AWS Educate offers free access to 18+ hands-on labs using a simulated AWS Console—no credit card required. It includes labs on Generative AI, Machine Learning, and AI fundamentals. Alternatively, you can ask your manager about setting up sandbox environments via AWS Organisations.

Step 3: Understand use cases and service selection criteria.

Review AWS Decision Guides on service categories, use cases and trade-offs like cost, scalability and complexity. You can consult with your team about hypothetical scenarios related to business goals, workload types and team expertise. There are service selection frameworks you can refer to. Different frameworks focus on Architecture mapping, Traffic analysis, Security & compliance and Performance benchmarks.

Step 4: Review AWS whitepapers on AI/ML and responsible AI.

Learn about the core dimensions of responsible AI, according to AWS. Find out about Guardrails, Model evaluation, Bias and explainability, Human-in-the-loop and Governance.

Step 5: Practise with scenario-based thinking.

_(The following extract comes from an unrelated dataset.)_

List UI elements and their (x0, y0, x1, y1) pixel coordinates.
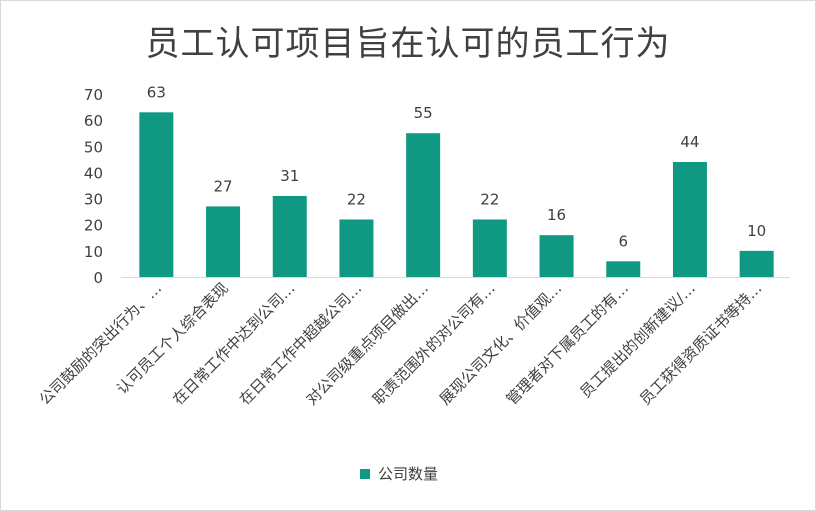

You can look for AWS Certified AI Practitioner Practice Questions. Beyond thinking about why a specific AWS Service would be the right fit, understand why it would be inappropriate. These are critical for mastering nuanced service selection. AWS Skill Builder offers interactive labs and simulations like PartyRock (to build GenAI apps with no code), AWS DeepRacer (to train ML models in a racing game) and Cloud Quest: Machine Learning (a role-playing simulation for AI engineers).

All in all, the AWS Certified AI Practitioner (AIF-C01) Exam is very achievable with proper preparation. Focus on understanding when and why to use services, not just what they do.

Good luck! (Although with good preparation, you won’t need luck.)